Inducing Long-Term Plastic Changes and Visual Attention Enhancement Via One-Week Cerebellar Crus II Intermittent Theta Burst Stimulation (iTBS): An EEG Study

• Published in: IEEE journal of biomedical and health informatics Vol. 29; no. 7; pp. 4808 - 4819
• Main Authors: Liu, Meiliang, Yu, Chao, Tian, Minjie, Shi, Jingping, Xu, Yunfang, Li, Zijin, Si, Zhengye, Yang, Xiaoxiao, Yang, Xinyue, Huang, Junhao, Yao, Li, Yin, Kuiying, Zhao, Zhiwen
• Format: Journal Article
• Language: English
• Published: United States IEEE 01.07.2025
• Subjects: Adult; Artificial intelligence; Attention - physiology; Bioinformatics; cerebellar; Cerebellum; Cerebellum - physiology; EEG; Electroencephalography; Electroencephalography - methods; Ethics; Female; Humans; intermittent theta burst stimulation; Male; Motors; Neuronal Plasticity - physiology; Neuroplasticity; Plastics; Recording; Signal Processing, Computer-Assisted; Theta Rhythm - physiology; Transcranial Magnetic Stimulation - methods; visual attention; Visualization; Young Adult
• ISSN: 2168-2194; 2168-2208; 2168-2208
• DOI: 10.1109/JBHI.2025.3551698

Intermittent theta burst stimulation (iTBS) is a non-invasive technique frequently employed to induce neural plastic changes and enhance visual attention. Currently, most studies utilized a single iTBS session on healthy subjects to induce short-term neural plastic changes within tens of minutes post-stimulation and investigate its single-session effect on attention performance. Few studies have conducted multiple iTBS sessions on the cerebellum to explore long-term effects on the cerebral cortex and daily effects on visual attention performance. In this study, 18 healthy subjects were involved in a randomized, sham-controlled experiment over one week.

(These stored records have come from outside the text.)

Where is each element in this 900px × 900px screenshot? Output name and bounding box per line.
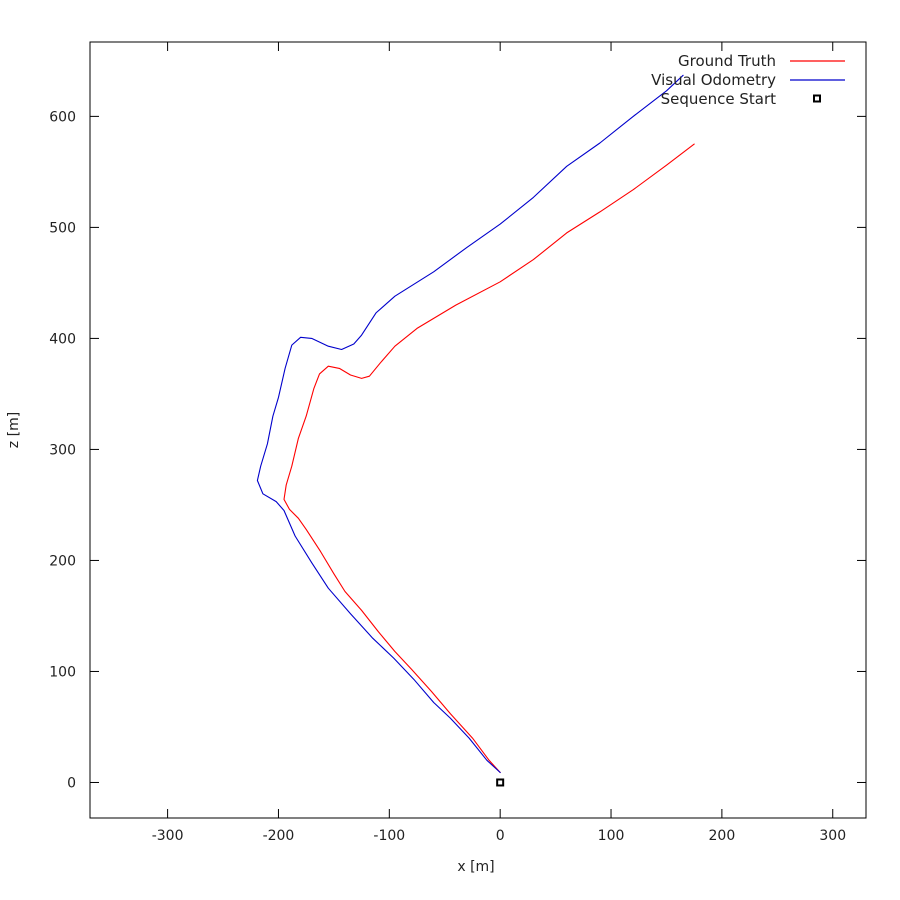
y-tick-label: 600 — [49, 109, 76, 125]
legend-marker-sequence-start — [813, 94, 821, 103]
y-axis-title: z [m] — [6, 412, 22, 448]
x-axis-title: x [m] — [457, 859, 494, 875]
y-tick-label: 400 — [49, 331, 76, 347]
x-tick-label: 200 — [709, 828, 736, 844]
x-tick-label: -300 — [152, 828, 184, 844]
tick-layer: -300 -200 -100 0 100 200 300 0 100 200 300 400 500 60… — [49, 42, 866, 844]
series-line-ground-truth — [283, 143, 695, 774]
x-tick-label: -100 — [373, 828, 405, 844]
x-tick-label: 0 — [496, 828, 505, 844]
y-tick-label: 0 — [67, 775, 76, 791]
data-layer — [256, 74, 695, 787]
legend: Ground Truth Visual Odometry Sequence St… — [651, 52, 845, 108]
y-tick-label: 500 — [49, 220, 76, 236]
y-tick-label: 200 — [49, 553, 76, 569]
legend-label-ground-truth: Ground Truth — [678, 52, 776, 70]
legend-label-visual-odometry: Visual Odometry — [651, 71, 776, 89]
legend-label-sequence-start: Sequence Start — [661, 90, 777, 108]
x-tick-label: -200 — [263, 828, 295, 844]
x-tick-label: 100 — [598, 828, 625, 844]
series-line-visual-odometry — [256, 74, 684, 774]
y-tick-label: 300 — [49, 442, 76, 458]
sequence-start-marker — [496, 778, 505, 787]
plot-frame — [89, 41, 867, 819]
x-tick-label: 300 — [819, 828, 846, 844]
y-tick-label: 100 — [49, 664, 76, 680]
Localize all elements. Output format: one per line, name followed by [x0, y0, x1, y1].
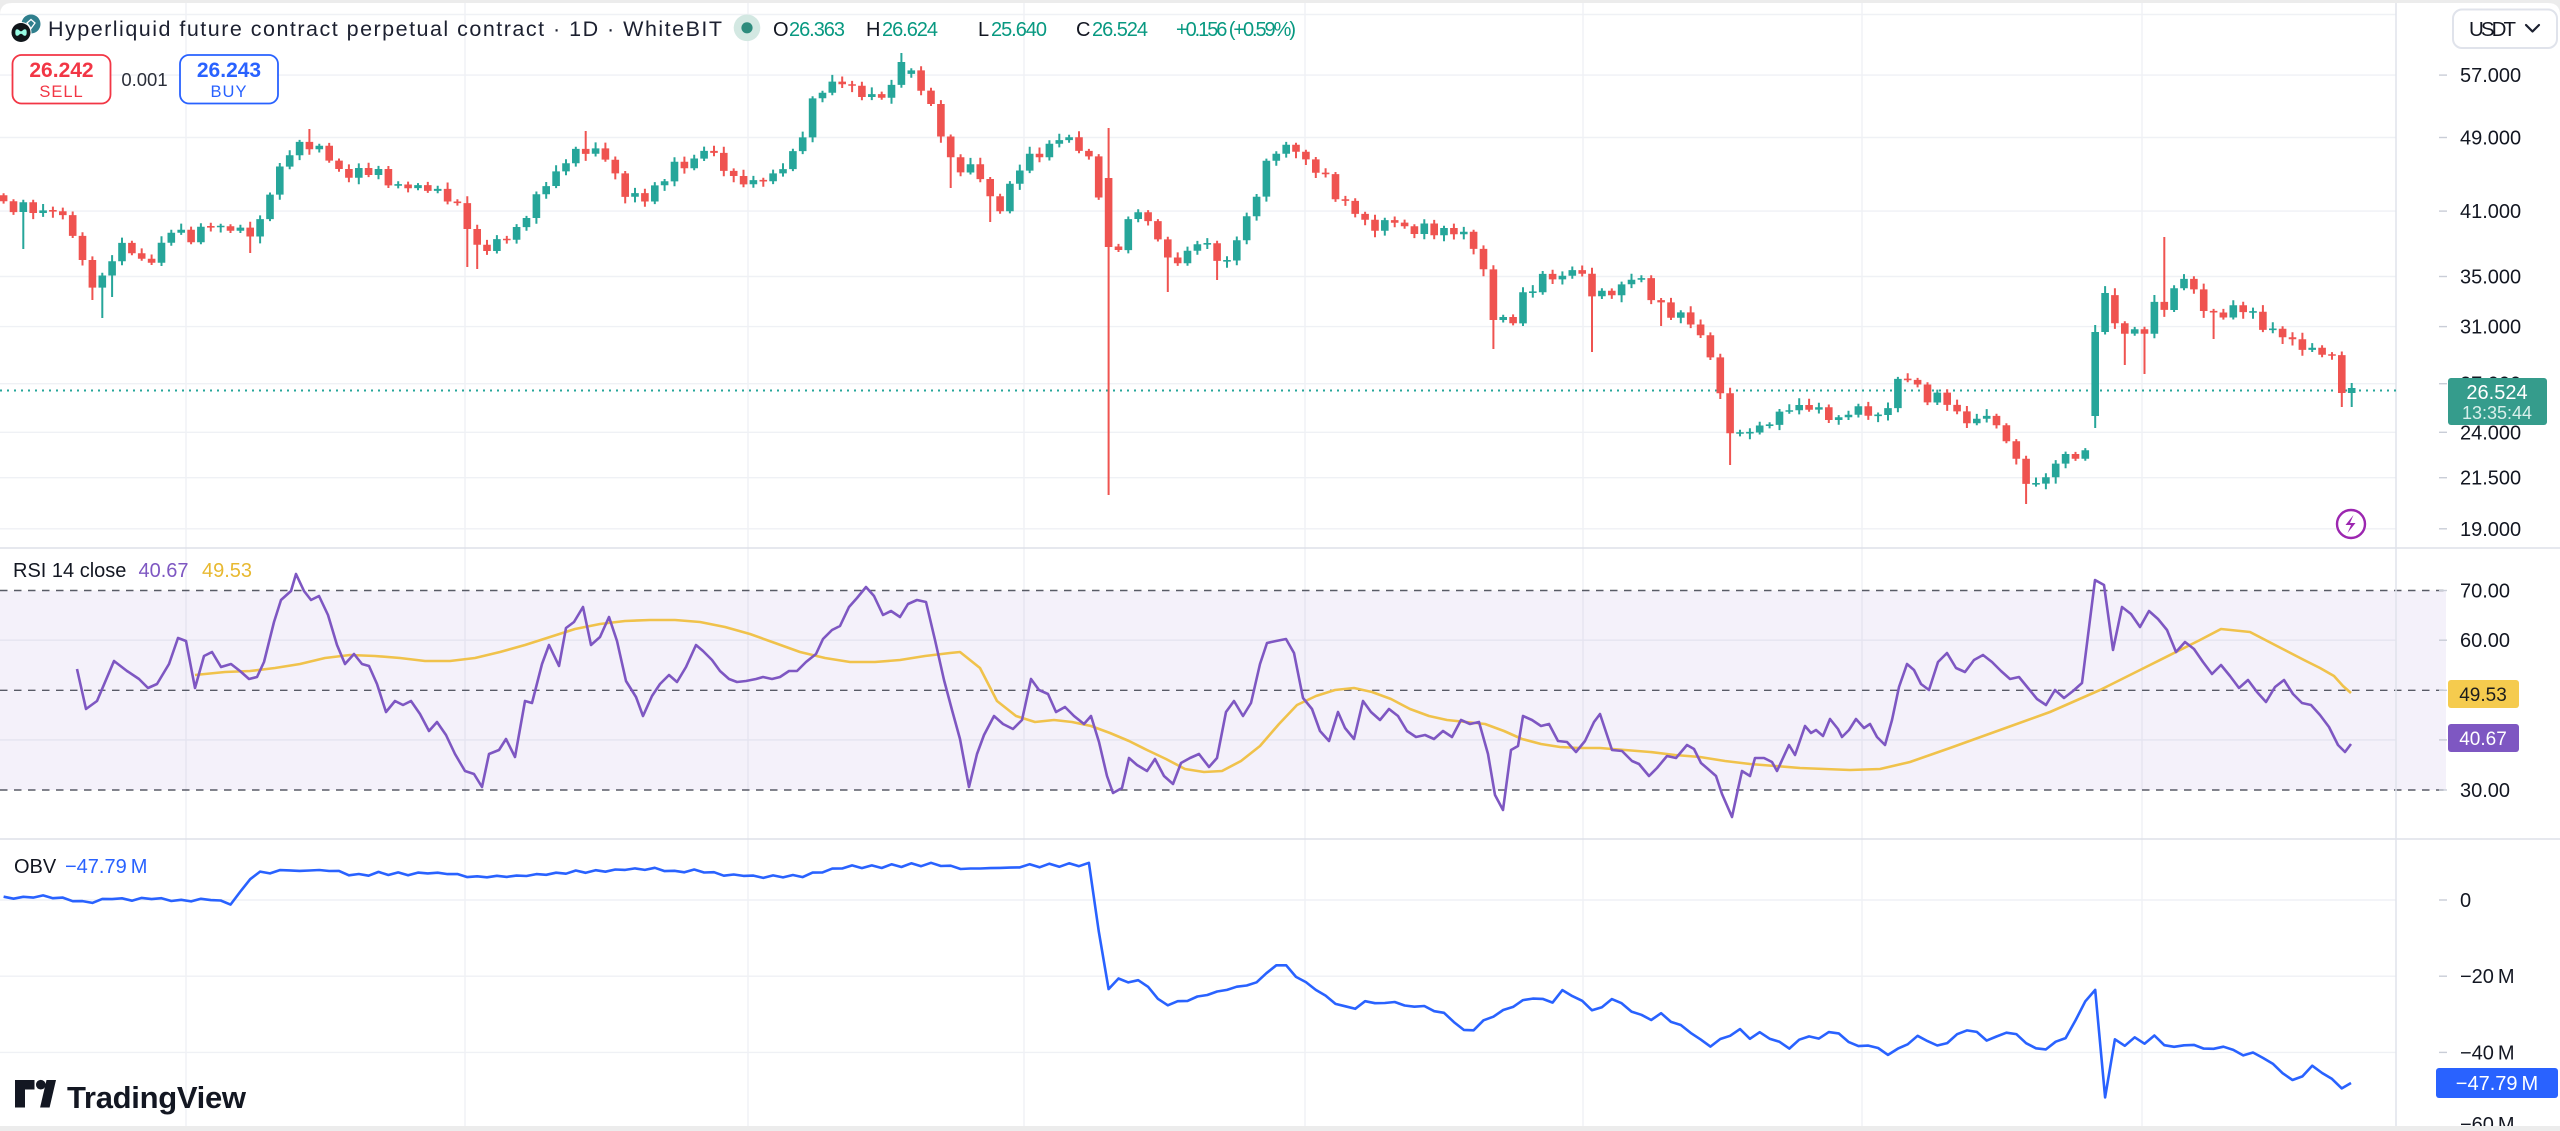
svg-text:26.624: 26.624	[882, 19, 938, 41]
svg-text:O: O	[773, 19, 789, 41]
svg-text:SELL: SELL	[39, 83, 83, 101]
svg-text:−60 M: −60 M	[2460, 1114, 2515, 1126]
svg-text:49.53: 49.53	[202, 560, 252, 582]
svg-text:26.524: 26.524	[2466, 382, 2527, 404]
svg-text:57.000: 57.000	[2460, 65, 2521, 87]
svg-text:31.000: 31.000	[2460, 317, 2521, 339]
svg-text:OBV: OBV	[14, 856, 57, 878]
svg-text:60.00: 60.00	[2460, 630, 2510, 652]
svg-text:49.53: 49.53	[2459, 685, 2507, 706]
svg-text:+0.156 (+0.59%): +0.156 (+0.59%)	[1176, 19, 1296, 41]
svg-text:−47.79 M: −47.79 M	[65, 856, 147, 878]
svg-text:41.000: 41.000	[2460, 201, 2521, 223]
svg-text:70.00: 70.00	[2460, 581, 2510, 603]
svg-text:−20 M: −20 M	[2460, 966, 2515, 988]
svg-text:13:35:44: 13:35:44	[2462, 403, 2532, 423]
svg-text:35.000: 35.000	[2460, 266, 2521, 288]
svg-text:−47.79 M: −47.79 M	[2456, 1073, 2538, 1095]
svg-text:26.242: 26.242	[29, 59, 93, 82]
svg-text:26.363: 26.363	[789, 19, 845, 41]
svg-text:21.500: 21.500	[2460, 468, 2521, 490]
svg-text:40.67: 40.67	[2459, 729, 2507, 750]
svg-text:L: L	[978, 19, 989, 41]
svg-text:19.000: 19.000	[2460, 519, 2521, 541]
svg-text:−40 M: −40 M	[2460, 1042, 2515, 1064]
svg-text:RSI 14 close: RSI 14 close	[13, 560, 126, 582]
svg-text:Hyperliquid future contract pe: Hyperliquid future contract perpetual co…	[48, 17, 722, 41]
svg-text:25.640: 25.640	[991, 19, 1047, 41]
svg-text:BUY: BUY	[211, 83, 248, 101]
svg-text:0: 0	[2460, 890, 2471, 912]
svg-text:40.67: 40.67	[139, 560, 189, 582]
svg-text:24.000: 24.000	[2460, 422, 2521, 444]
svg-text:26.243: 26.243	[197, 59, 261, 82]
svg-text:30.00: 30.00	[2460, 780, 2510, 802]
svg-text:49.000: 49.000	[2460, 128, 2521, 150]
svg-text:H: H	[866, 19, 880, 41]
svg-text:26.524: 26.524	[1092, 19, 1148, 41]
svg-text:C: C	[1076, 19, 1090, 41]
svg-text:0.001: 0.001	[121, 69, 167, 90]
svg-text:TradingView: TradingView	[67, 1080, 247, 1115]
svg-text:USDT: USDT	[2469, 18, 2516, 41]
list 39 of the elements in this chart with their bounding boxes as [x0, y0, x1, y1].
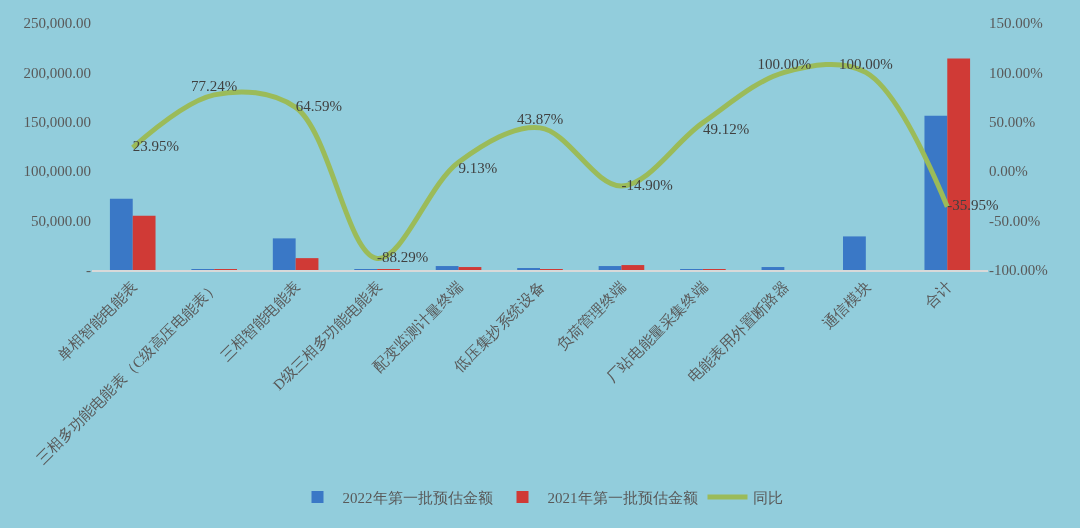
bar [295, 258, 319, 270]
bar [621, 265, 645, 270]
y2-tick-label: 100.00% [989, 64, 1043, 81]
y2-tick-label: 150.00% [989, 15, 1043, 32]
data-label: -88.29% [377, 249, 429, 266]
bar [924, 115, 948, 270]
y2-tick-label: -100.00% [989, 262, 1048, 279]
y-tick-label: 150,000.00 [23, 114, 91, 131]
bar [132, 215, 156, 270]
y2-tick-label: -50.00% [989, 212, 1041, 229]
data-label: 100.00% [757, 55, 812, 72]
y-tick-label: - [86, 262, 91, 279]
y2-tick-label: 0.00% [989, 163, 1028, 180]
data-label: -14.90% [621, 176, 673, 193]
data-label: 64.59% [295, 98, 342, 115]
bar [843, 236, 866, 270]
y-tick-label: 200,000.00 [23, 64, 91, 81]
legend-label: 同比 [752, 489, 783, 506]
y-tick-label: 50,000.00 [31, 212, 91, 229]
x-tick-label: 负荷管理终端 [553, 278, 629, 354]
data-label: 23.95% [132, 138, 179, 155]
y2-tick-label: 50.00% [989, 114, 1036, 131]
bar [109, 198, 133, 270]
bar [458, 267, 482, 270]
bar [598, 266, 622, 270]
data-label: 77.24% [191, 78, 238, 95]
data-label: 100.00% [838, 55, 893, 72]
y-tick-label: 100,000.00 [23, 163, 91, 180]
bar [435, 266, 459, 270]
bar [272, 238, 296, 270]
x-tick-label: 合计 [922, 278, 955, 312]
y-tick-label: 250,000.00 [23, 15, 91, 32]
x-tick-label: 通信模块 [819, 278, 874, 333]
bar [761, 267, 785, 270]
data-label: 43.87% [516, 111, 564, 128]
data-label: 9.13% [458, 160, 498, 177]
legend-label: 2022年第一批预估金额 [342, 489, 493, 506]
legend-label: 2021年第一批预估金额 [547, 489, 698, 506]
data-label: 49.12% [702, 120, 750, 137]
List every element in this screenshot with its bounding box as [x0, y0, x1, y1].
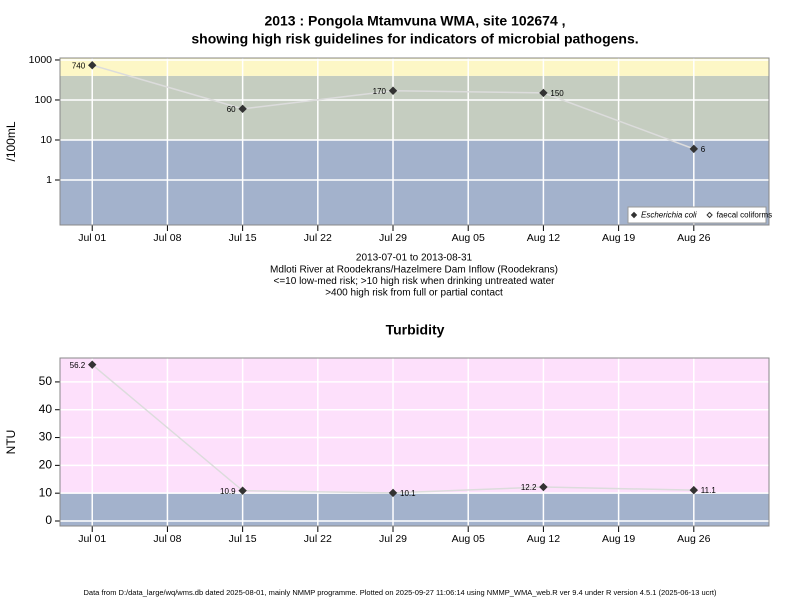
data-point: [689, 144, 699, 154]
risk-band: [60, 75, 769, 140]
data-label: 11.1: [701, 486, 717, 495]
chart-title: showing high risk guidelines for indicat…: [191, 31, 638, 47]
x-tick-label: Jul 15: [229, 533, 257, 545]
legend-box: [627, 206, 767, 224]
x-tick-label: Jul 29: [379, 232, 407, 244]
x-tick-label: Jul 22: [304, 533, 332, 545]
risk-band: [60, 358, 769, 494]
y-tick-label: 40: [39, 402, 53, 416]
annotation: 2013-07-01 to 2013-08-31: [356, 253, 473, 264]
y-tick-label: 30: [39, 430, 53, 444]
x-tick-label: Aug 05: [452, 232, 485, 244]
y-tick-label: 20: [39, 458, 53, 472]
annotation: <=10 low-med risk; >10 high risk when dr…: [274, 276, 556, 287]
y-tick-label: 1000: [29, 54, 53, 66]
x-tick-label: Aug 05: [452, 533, 485, 545]
annotation: Mdloti River at Roodekrans/Hazelmere Dam…: [270, 264, 558, 275]
annotation: >400 high risk from full or partial cont…: [325, 288, 503, 299]
data-label: 740: [72, 61, 86, 70]
legend-symbol: [706, 211, 713, 219]
data-label: 56.2: [70, 361, 86, 370]
data-label: 150: [550, 89, 564, 98]
x-tick-label: Jul 08: [153, 533, 181, 545]
data-label: 12.2: [521, 483, 537, 492]
y-tick-label: 1: [46, 174, 52, 186]
plot-frame: [59, 357, 770, 527]
y-tick-label: 0: [45, 513, 52, 527]
x-tick-label: Aug 12: [527, 533, 560, 545]
legend-label: Escherichia coli: [641, 211, 697, 220]
data-label: 170: [373, 87, 387, 96]
data-point: [88, 360, 97, 369]
data-point: [689, 485, 699, 495]
x-tick-label: Jul 01: [78, 232, 106, 244]
data-label: 60: [227, 105, 236, 114]
y-axis-label: /100mL: [4, 121, 18, 161]
y-tick-label: 10: [40, 134, 52, 146]
x-tick-label: Jul 29: [379, 533, 407, 545]
x-tick-label: Aug 19: [602, 232, 635, 244]
data-point: [238, 486, 247, 495]
data-label: 6: [701, 145, 706, 154]
x-tick-label: Jul 08: [153, 232, 181, 244]
legend-label: faecal coliforms: [717, 211, 773, 220]
plot-frame: [59, 57, 770, 226]
y-tick-label: 50: [39, 374, 53, 388]
data-point: [388, 488, 398, 498]
legend-symbol: [630, 211, 638, 219]
data-point: [388, 86, 398, 95]
chart-title: Turbidity: [386, 322, 445, 338]
x-tick-label: Aug 19: [602, 533, 635, 545]
data-point: [539, 88, 548, 98]
x-tick-label: Jul 22: [304, 232, 332, 244]
x-tick-label: Aug 26: [677, 533, 710, 545]
y-tick-label: 10: [39, 485, 53, 499]
risk-band: [60, 58, 769, 76]
data-point: [88, 60, 97, 70]
x-tick-label: Aug 26: [677, 232, 710, 244]
data-point: [539, 482, 548, 492]
footer: Data from D:/data_large/wq/wms.db dated …: [84, 588, 717, 597]
data-point: [238, 104, 247, 114]
data-label: 10.1: [400, 489, 416, 498]
data-label: 10.9: [220, 487, 236, 496]
x-tick-label: Jul 15: [229, 232, 257, 244]
y-tick-label: 100: [34, 94, 52, 106]
chart-title: 2013 : Pongola Mtamvuna WMA, site 102674…: [264, 13, 565, 29]
y-axis-label: NTU: [4, 430, 18, 455]
x-tick-label: Jul 01: [78, 533, 106, 545]
x-tick-label: Aug 12: [527, 232, 560, 244]
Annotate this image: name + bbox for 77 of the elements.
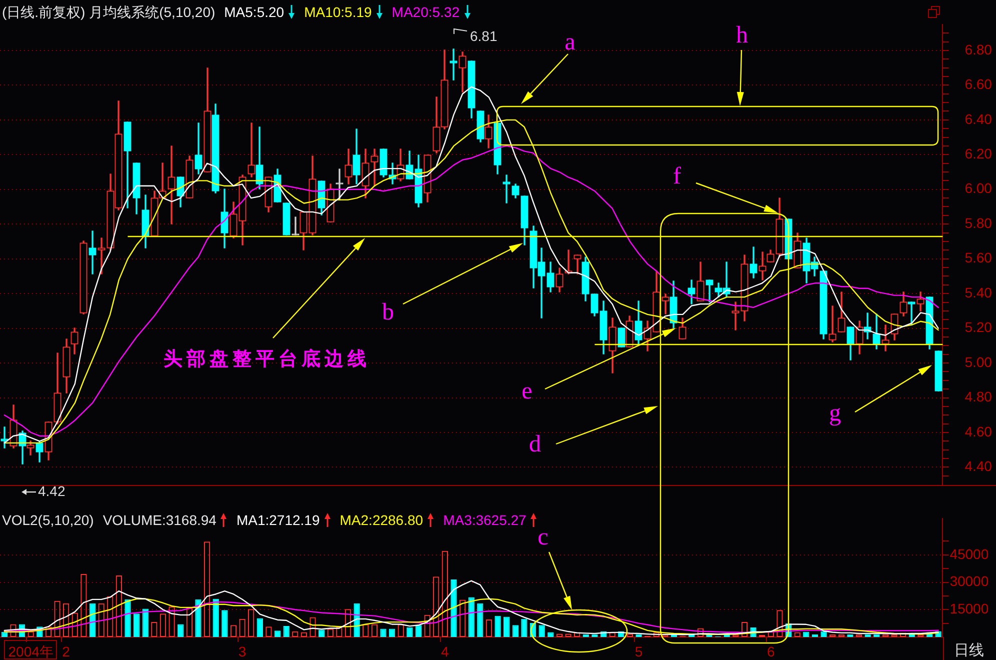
x-tick-label: 4 [441,643,450,660]
candlestick [248,122,256,178]
text: MA2:2286.80 [340,512,424,528]
candlestick [502,174,510,204]
y-tick-label: 6.60 [964,76,992,92]
candlestick [336,168,344,200]
annotation: e [522,378,532,404]
candlestick [88,230,96,274]
candlestick [292,216,300,236]
bar [477,603,484,637]
annotation: 4.42 [38,482,66,499]
candlestick [662,294,670,314]
annotation: VOLUME:3168.94 [102,512,216,528]
annotation: 6.81 [470,28,498,44]
bar [124,599,131,637]
bar [450,580,457,637]
y-tick-label: 15000 [950,600,989,616]
candlestick [908,302,916,326]
y-tick-label: 6.80 [964,41,992,58]
y-tick-label: 5.00 [964,354,992,370]
annotation: c [538,524,548,550]
candlestick [828,306,836,342]
bar [494,616,501,637]
y-tick-label: 5.40 [964,284,992,300]
x-tick-label: 6 [767,643,775,660]
annotation: g [829,400,841,426]
candlestick [370,148,378,186]
bar [222,610,228,637]
y-tick-label: 6.20 [964,146,992,162]
y-tick-label: 4.80 [964,388,992,405]
candlestick [882,324,890,352]
text: 日线 [954,642,984,660]
x-tick-label: 5 [634,643,643,660]
x-tick-label: 2004年 [8,643,54,660]
candlestick [758,252,766,280]
annotation: f [673,163,681,190]
text: MA5:5.20 [224,4,284,20]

All the subjects received daily session of bilateral cerebellar Crus II iTBS or sham stimulation and completed a visual search task. Resting-state electroencephalogram (EEG) was collected 48 hours pre- and post-experiment to assess plastic changes induced by iTBS. The results indicated that the iTBS group exhibited higher accuracy and lower time costs than the sham group after three sessions of iTBS. In addition, iTBS-induced plastic changes persisted up to 48 hours post-experiment, including left-shifted individual alpha frequency, increased intrinsic excitability (the likelihood that a neuron will generate an output in response to a given input), and enhanced PLV functional connectivity (phase synchronization between different brain region). Furthermore, we found that cerebellar iTBS induced a remote effect on the frontal region. Our study revealed the capacity of cerebellar Crus II iTBS to induce plastic changes and enhance attention performance, providing a potential avenue for using iTBS to promote rehabilitation.